Добавить в цитаты Настройки чтения

Страница 2 из 48



Я их собрал и пошел к двери. Сорок мальчишеских глаз провожали меня такими испуганными и недоумевающими взглядами, точно они видели не меня, хорошо им знакомого ученика шестого класса, а какое-то необыкновенное чудище.

Я вышел в коридор и остановился, не зная, что же делать дальше. Директор все еще молчал.

И здесь, когда он предстал передо мной во весь рост, невысокий, немного сутулый, большеголовый, в черном костюме, черных носках, черном галстуке, он был уже совсем похож на ворона. По-прежнему молча, он указал мне на вешалку, и я понял, что нужно взять фуражку и идти за ним.

В коридоре было тихо и пусто; пройдя его до конца, мы стали спускаться на первый этаж по лестнице, ведущей в учительскую.

Шел он все время молча, слегка раскачиваясь на своих длинных искривленных ногах.

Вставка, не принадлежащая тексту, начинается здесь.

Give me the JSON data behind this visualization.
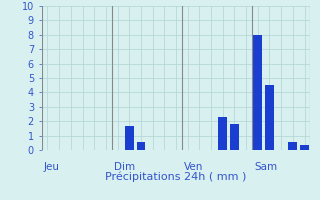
{
  "xlabel": "Précipitations 24h ( mm )",
  "background_color": "#d8f0f0",
  "bar_color": "#1a3ecf",
  "ylim": [
    0,
    10
  ],
  "yticks": [
    0,
    1,
    2,
    3,
    4,
    5,
    6,
    7,
    8,
    9,
    10
  ],
  "day_labels": [
    "Jeu",
    "Dim",
    "Ven",
    "Sam"
  ],
  "bar_heights": [
    0,
    0,
    0,
    0,
    0,
    0,
    0,
    1.65,
    0.55,
    0,
    0,
    0,
    0,
    0,
    0,
    2.3,
    1.8,
    0,
    8.0,
    4.5,
    0,
    0.55,
    0.35
  ],
  "n_bars": 23,
  "sep_indices": [
    0,
    6,
    12,
    18,
    23
  ],
  "day_label_indices": [
    0,
    6,
    12,
    18
  ],
  "grid_color": "#b0d4d4",
  "tick_color": "#3355cc",
  "label_color": "#3355cc",
  "sep_color": "#888888",
  "xlabel_fontsize": 8,
  "ytick_fontsize": 7,
  "day_label_fontsize": 7.5
}
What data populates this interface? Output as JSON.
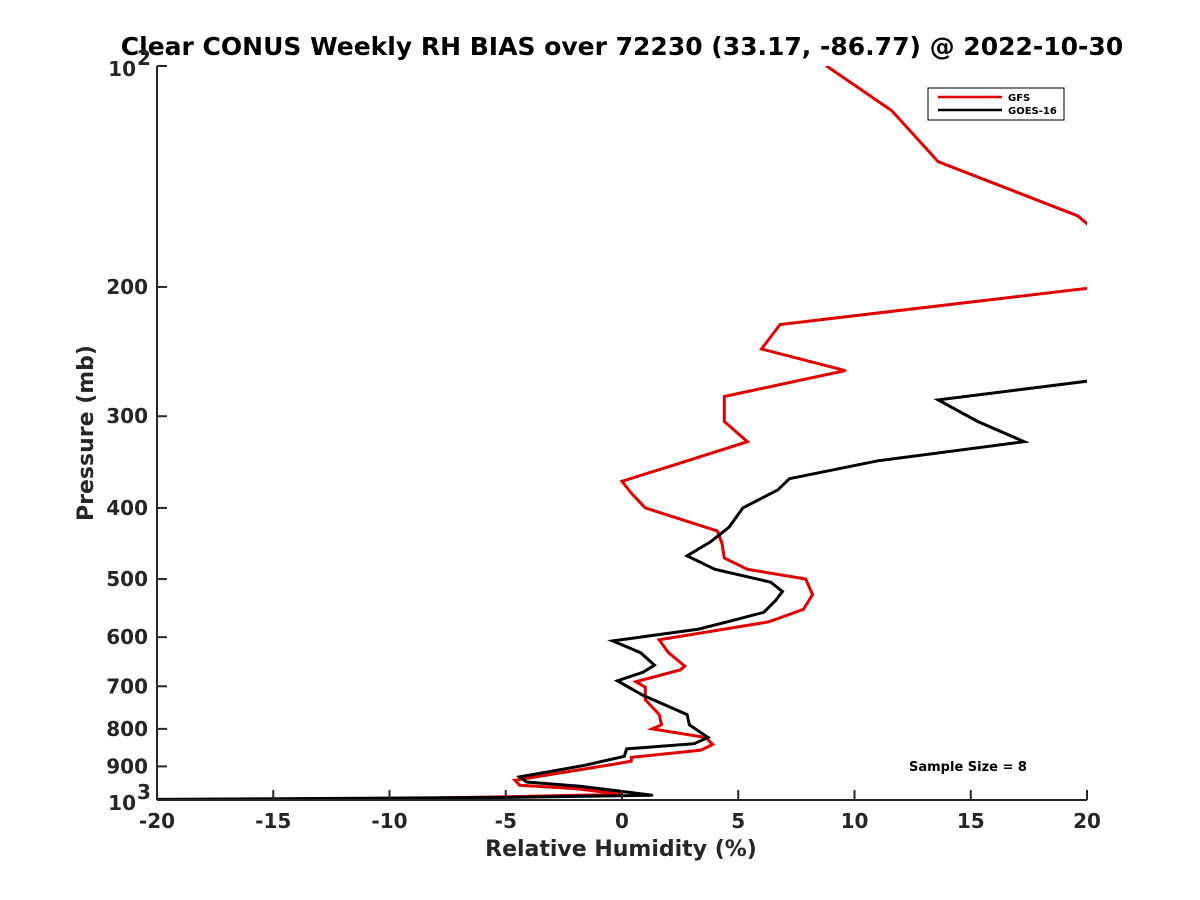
{
  "chart_data": {
    "type": "line",
    "title": "Clear CONUS Weekly RH BIAS over 72230 (33.17, -86.77) @ 2022-10-30",
    "xlabel": "Relative Humidity (%)",
    "ylabel": "Pressure (mb)",
    "xlim": [
      -20,
      20
    ],
    "ylim": [
      100,
      1000
    ],
    "y_scale": "log",
    "y_reversed": true,
    "x_ticks": [
      "-20",
      "-15",
      "-10",
      "-5",
      "0",
      "5",
      "10",
      "15",
      "20"
    ],
    "y_ticks": [
      {
        "value": 100,
        "base": "10",
        "exp": "2"
      },
      {
        "value": 200,
        "label": "200"
      },
      {
        "value": 300,
        "label": "300"
      },
      {
        "value": 400,
        "label": "400"
      },
      {
        "value": 500,
        "label": "500"
      },
      {
        "value": 600,
        "label": "600"
      },
      {
        "value": 700,
        "label": "700"
      },
      {
        "value": 800,
        "label": "800"
      },
      {
        "value": 900,
        "label": "900"
      },
      {
        "value": 1000,
        "base": "10",
        "exp": "3"
      }
    ],
    "grid": false,
    "legend_position": "top-right",
    "annotation": "Sample Size = 8",
    "series": [
      {
        "name": "GFS",
        "color": "#e00000",
        "points": [
          [
            8.8,
            100
          ],
          [
            11.6,
            115
          ],
          [
            13.6,
            135
          ],
          [
            19.6,
            160
          ],
          [
            20.3,
            167
          ],
          [
            20.5,
            200
          ],
          [
            6.8,
            225
          ],
          [
            6.0,
            243
          ],
          [
            9.6,
            260
          ],
          [
            4.4,
            282
          ],
          [
            4.4,
            305
          ],
          [
            5.4,
            325
          ],
          [
            2.2,
            350
          ],
          [
            0.0,
            368
          ],
          [
            0.4,
            382
          ],
          [
            1.0,
            400
          ],
          [
            4.1,
            430
          ],
          [
            4.3,
            447
          ],
          [
            4.4,
            468
          ],
          [
            5.4,
            485
          ],
          [
            7.9,
            500
          ],
          [
            8.2,
            525
          ],
          [
            7.8,
            550
          ],
          [
            6.3,
            572
          ],
          [
            1.6,
            605
          ],
          [
            2.0,
            630
          ],
          [
            2.7,
            657
          ],
          [
            2.5,
            665
          ],
          [
            0.6,
            690
          ],
          [
            1.0,
            702
          ],
          [
            1.0,
            730
          ],
          [
            1.6,
            765
          ],
          [
            1.7,
            790
          ],
          [
            1.3,
            800
          ],
          [
            3.6,
            822
          ],
          [
            3.9,
            840
          ],
          [
            3.4,
            855
          ],
          [
            0.4,
            875
          ],
          [
            0.4,
            885
          ],
          [
            -0.2,
            892
          ],
          [
            -4.6,
            940
          ],
          [
            -4.4,
            955
          ],
          [
            -2.0,
            965
          ],
          [
            0.0,
            982
          ],
          [
            -5.0,
            990
          ],
          [
            -15.0,
            1002
          ]
        ]
      },
      {
        "name": "GOES-16",
        "color": "#000000",
        "points": [
          [
            20.3,
            268
          ],
          [
            13.6,
            285
          ],
          [
            15.3,
            305
          ],
          [
            17.3,
            325
          ],
          [
            11.0,
            345
          ],
          [
            7.2,
            365
          ],
          [
            6.7,
            378
          ],
          [
            5.2,
            400
          ],
          [
            4.6,
            425
          ],
          [
            3.8,
            445
          ],
          [
            2.8,
            465
          ],
          [
            4.0,
            485
          ],
          [
            6.4,
            505
          ],
          [
            6.9,
            520
          ],
          [
            6.6,
            535
          ],
          [
            6.1,
            555
          ],
          [
            4.7,
            570
          ],
          [
            3.3,
            585
          ],
          [
            -0.4,
            607
          ],
          [
            0.8,
            630
          ],
          [
            1.4,
            655
          ],
          [
            0.9,
            670
          ],
          [
            -0.2,
            688
          ],
          [
            0.9,
            720
          ],
          [
            2.8,
            765
          ],
          [
            2.9,
            790
          ],
          [
            3.7,
            822
          ],
          [
            3.1,
            838
          ],
          [
            0.2,
            852
          ],
          [
            0.1,
            872
          ],
          [
            -1.6,
            897
          ],
          [
            -4.4,
            930
          ],
          [
            -4.1,
            945
          ],
          [
            -1.8,
            958
          ],
          [
            -0.2,
            972
          ],
          [
            1.3,
            985
          ],
          [
            -4.8,
            992
          ],
          [
            -20.0,
            998
          ]
        ]
      }
    ]
  }
}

Я шагал рядом, страшно удивленный всем происходящим, но спокойный. Хотя я и недолюбливал этого холодного, молчаливого, медлительного, никогда не улыбающегося человека, – я его не боялся. Он преподавал математику, и я был одним из лучших его учеников.

Все еще гадая, что все это может означать, я вошел вслед за директором в учительскую. Сначала мне показалось, что она тоже пуста. Но я ошибся: около больших стенных часов стоял незнакомый человек, пожилой, тщедушный, в потрепанном коричневом костюме, чем-то похожий на облезлую дворняжку. Как только я его увидел, я почувствовал странную слабость в коленях. Я уже знал, в чем дело: этот человек был из полиции. До сих пор не могу понять, как я об этом догадался, – у меня ведь еще не было тогда никакого опыта. Но всем своим существом я почувствовал, что это так. И не ошибся.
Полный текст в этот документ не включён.